Comparative Analysis of Nigeria Petroleum Fiscal Systems Using Royalty and Tax Optimization Models to Drive Investments

Research Article

Wahab L and Diji CJ

Abstract

The adoption of any petroleum arrangement - concessionary or contractual - is a financial issue that is centered on how costs are recovered and profits divided, which is at the heart of taxation and economic rent theories. Hence countries are expected to make the tax system attractive for the IOCs in order to encourage inward investment. The effectiveness of any petroleum arrangement depends largely on the attractiveness of its underlying tax regime which, in turn, depends on the effectiveness of its design and implementation. The uncertainty created by the non-passage of the proposed Petroleum Industry Bill (PIB) over the years has continued to impede investments in the oil and gas sector in Nigeria. Oil producers Trade Section (OPTS) which is the industry representative body for the oil and gas producing companies in Nigeria have expressed concern over the federal government’s intention to change the laws governing the oil and gas industry including the fiscal terms.
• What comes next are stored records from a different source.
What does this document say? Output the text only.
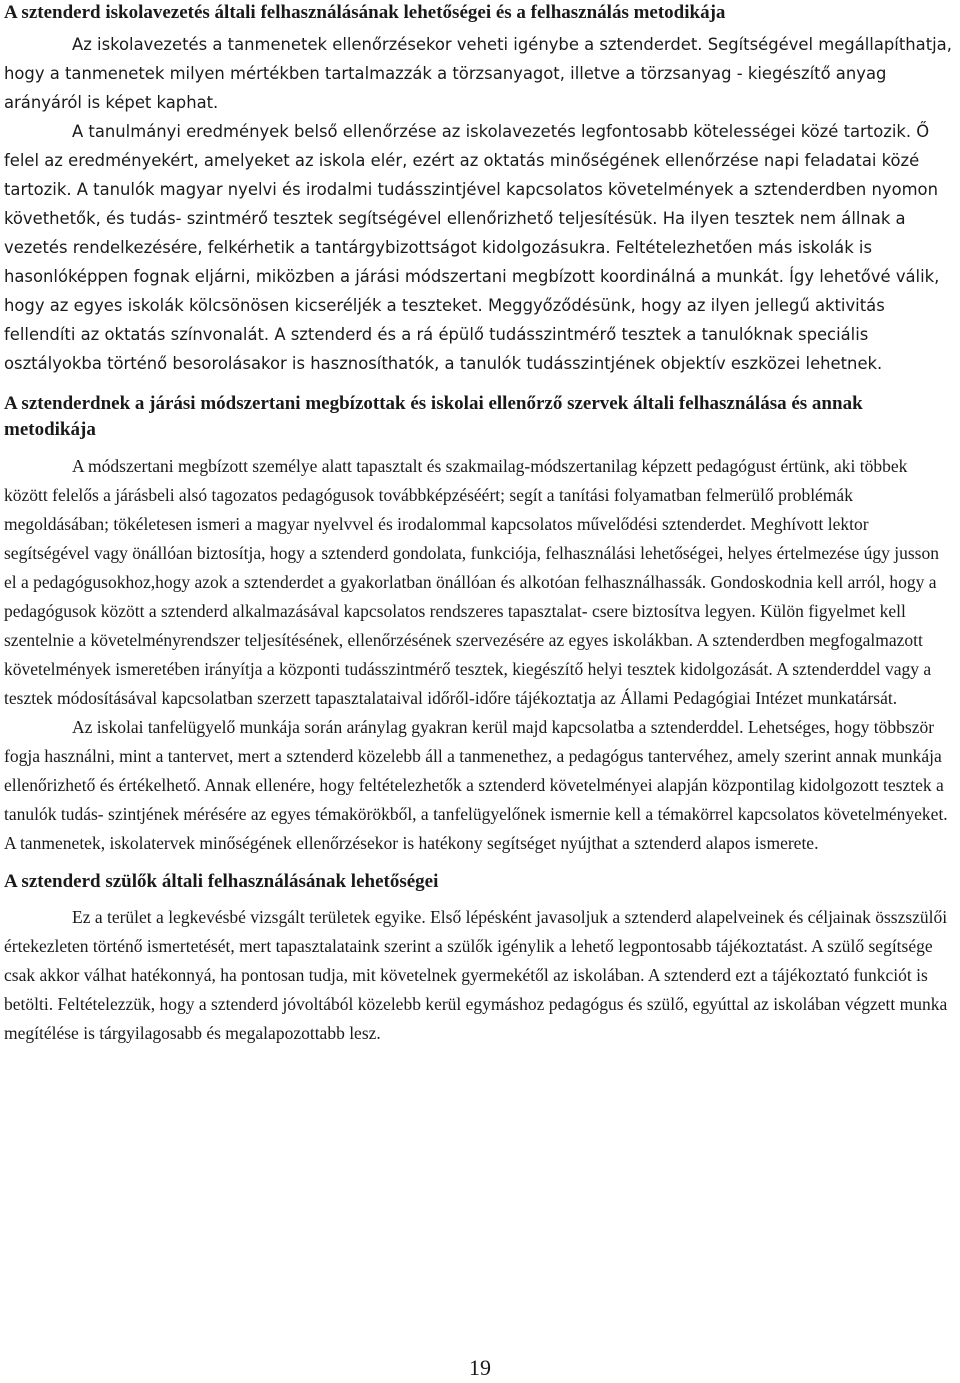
A sztenderd iskolavezetés általi felhasználásának lehetőségei és a felhasználás metodikája

Az iskolavezetés a tanmenetek ellenőrzésekor veheti igénybe a sztenderdet. Segítségével megállapíthatja, hogy a tanmenetek milyen mértékben tartalmazzák a törzsanyagot, illetve a törzsanyag - kiegészítő anyag arányáról is képet kaphat.

A tanulmányi eredmények belső ellenőrzése az iskolavezetés legfontosabb kötelességei közé tartozik. Ő felel az eredményekért, amelyeket az iskola elér, ezért az oktatás minőségének ellenőrzése napi feladatai közé tartozik. A tanulók magyar nyelvi és irodalmi tudásszintjével kapcsolatos követelmények a sztenderdben nyomon követhetők, és tudás- szintmérő tesztek segítségével ellenőrizhető teljesítésük. Ha ilyen tesztek nem állnak a vezetés rendelkezésére, felkérhetik a tantárgybizottságot kidolgozásukra. Feltételezhetően más iskolák is hasonlóképpen fognak eljárni, miközben a járási módszertani megbízott koordinálná a munkát. Így lehetővé válik, hogy az egyes iskolák kölcsönösen kicseréljék a teszteket. Meggyőződésünk, hogy az ilyen jellegű aktivitás fellendíti az oktatás színvonalát. A sztenderd és a rá épülő tudásszintmérő tesztek a tanulóknak speciális osztályokba történő besorolásakor is hasznosíthatók, a tanulók tudásszintjének objektív eszközei lehetnek.

A sztenderdnek a járási módszertani megbízottak és iskolai ellenőrző szervek általi felhasználása és annak metodikája

A módszertani megbízott személye alatt tapasztalt és szakmailag-módszertanilag képzett pedagógust értünk, aki többek között felelős a járásbeli alsó tagozatos pedagógusok továbbképzéséért; segít a tanítási folyamatban felmerülő problémák megoldásában; tökéletesen ismeri a magyar nyelvvel és irodalommal kapcsolatos művelődési sztenderdet. Meghívott lektor segítségével vagy önállóan biztosítja, hogy a sztenderd gondolata, funkciója, felhasználási lehetőségei, helyes értelmezése úgy jusson el a pedagógusokhoz,hogy azok a sztenderdet a gyakorlatban önállóan és alkotóan felhasználhassák. Gondoskodnia kell arról, hogy a pedagógusok között a sztenderd alkalmazásával kapcsolatos rendszeres tapasztalat- csere biztosítva legyen. Külön figyelmet kell szentelnie a követelményrendszer teljesítésének, ellenőrzésének szervezésére az egyes iskolákban. A sztenderdben megfogalmazott követelmények ismeretében irányítja a központi tudásszintmérő tesztek, kiegészítő helyi tesztek kidolgozását. A sztenderddel vagy a tesztek módosításával kapcsolatban szerzett tapasztalataival időről-időre tájékoztatja az Állami Pedagógiai Intézet munkatársát.

Az iskolai tanfelügyelő munkája során aránylag gyakran kerül majd kapcsolatba a sztenderddel. Lehetséges, hogy többször fogja használni, mint a tantervet, mert a sztenderd közelebb áll a tanmenethez, a pedagógus tantervéhez, amely szerint annak munkája ellenőrizhető és értékelhető. Annak ellenére, hogy feltételezhetők a sztenderd követelményei alapján központilag kidolgozott tesztek a tanulók tudás- szintjének mérésére az egyes témakörökből, a tanfelügyelőnek ismernie kell a témakörrel kapcsolatos követelményeket. A tanmenetek, iskolatervek minőségének ellenőrzésekor is hatékony segítséget nyújthat a sztenderd alapos ismerete.

A sztenderd szülők általi felhasználásának lehetőségei

Ez a terület a legkevésbé vizsgált területek egyike. Első lépésként javasoljuk a sztenderd alapelveinek és céljainak összszülői értekezleten történő ismertetését, mert tapasztalataink szerint a szülők igénylik a lehető legpontosabb tájékoztatást. A szülő segítsége csak akkor válhat hatékonnyá, ha pontosan tudja, mit követelnek gyermekétől az iskolában. A sztenderd ezt a tájékoztató funkciót is betölti. Feltételezzük, hogy a sztenderd jóvoltából közelebb kerül egymáshoz pedagógus és szülő, egyúttal az iskolában végzett munka megítélése is tárgyilagosabb és megalapozottabb lesz.

19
The aim of the study is to critically examine whether the Nigerian petroleum tax system is appropriately designed and effectively implemented to achieve the benefits the country desires from its petroleum taxation arrangements. The study reviews the current and post PIB upstream fiscal regimes and undertook a comparative examination of Nigeria’s fiscal regime against selected world fiscal arrangements. The study also determined how Nigeria’s fiscal regime holds up against five key features of importance to government and prospective investors, which are the degree of stability, flexibility, neutrality and how the regime distributes the burden of risk between the resource owner and the oil companies. The study concluded from preliminary studies that the Nigerian tax and royalty fiscal terms have a significant effect on the following profitability index: Actual Value Profit, Discounted Cash flow rate, present value profit and maximum cash impairment; this invariable affects the competitiveness of Nigeria for foreign direct investment.